Allegro

Fashion Police

Can your boss tell you what to wear?

Volume 111, No. 6June, 2011

Harvey Mars, Esq.

Harvey Mars is counsel to Local 802. Legal questions from members are welcome. E-mail them to JurMars566@aol.com. Harvey Mars’s previous articles in this series are archived at www.HarveyMarsAttorney.com. (Click on “Publications & Articles” from the top menu.) Nothing here or in previous articles should be construed as formal legal advice given in the context of an attorney-client relationship.

Normally, your boss can tell you what you can and can’t wear to work. But when it comes to union gear, you’ve got fashion protection, courtesy of the Supreme Court.
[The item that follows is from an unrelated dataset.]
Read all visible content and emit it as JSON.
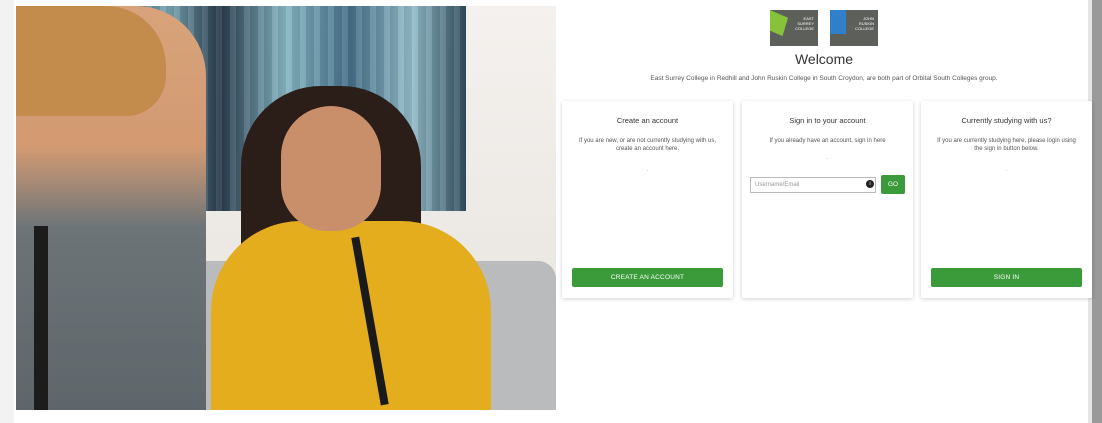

Wearing union hats, shirts and buttons is the surest way to let your employer and co-workers know that you support the union. The Supreme Court upheld workers’ right to wear union paraphernalia to work in its seminal decision, Republic Aviation Corp. v. NLRB, 324 U.S. 793, 801-803 (1945).

The right was granted under Section 7 of the National Labor Relations Act. Workers have the right to organize and to make known their concerns and grievances pertaining to their job. The court found that this includes the wearing of union insignia while at work.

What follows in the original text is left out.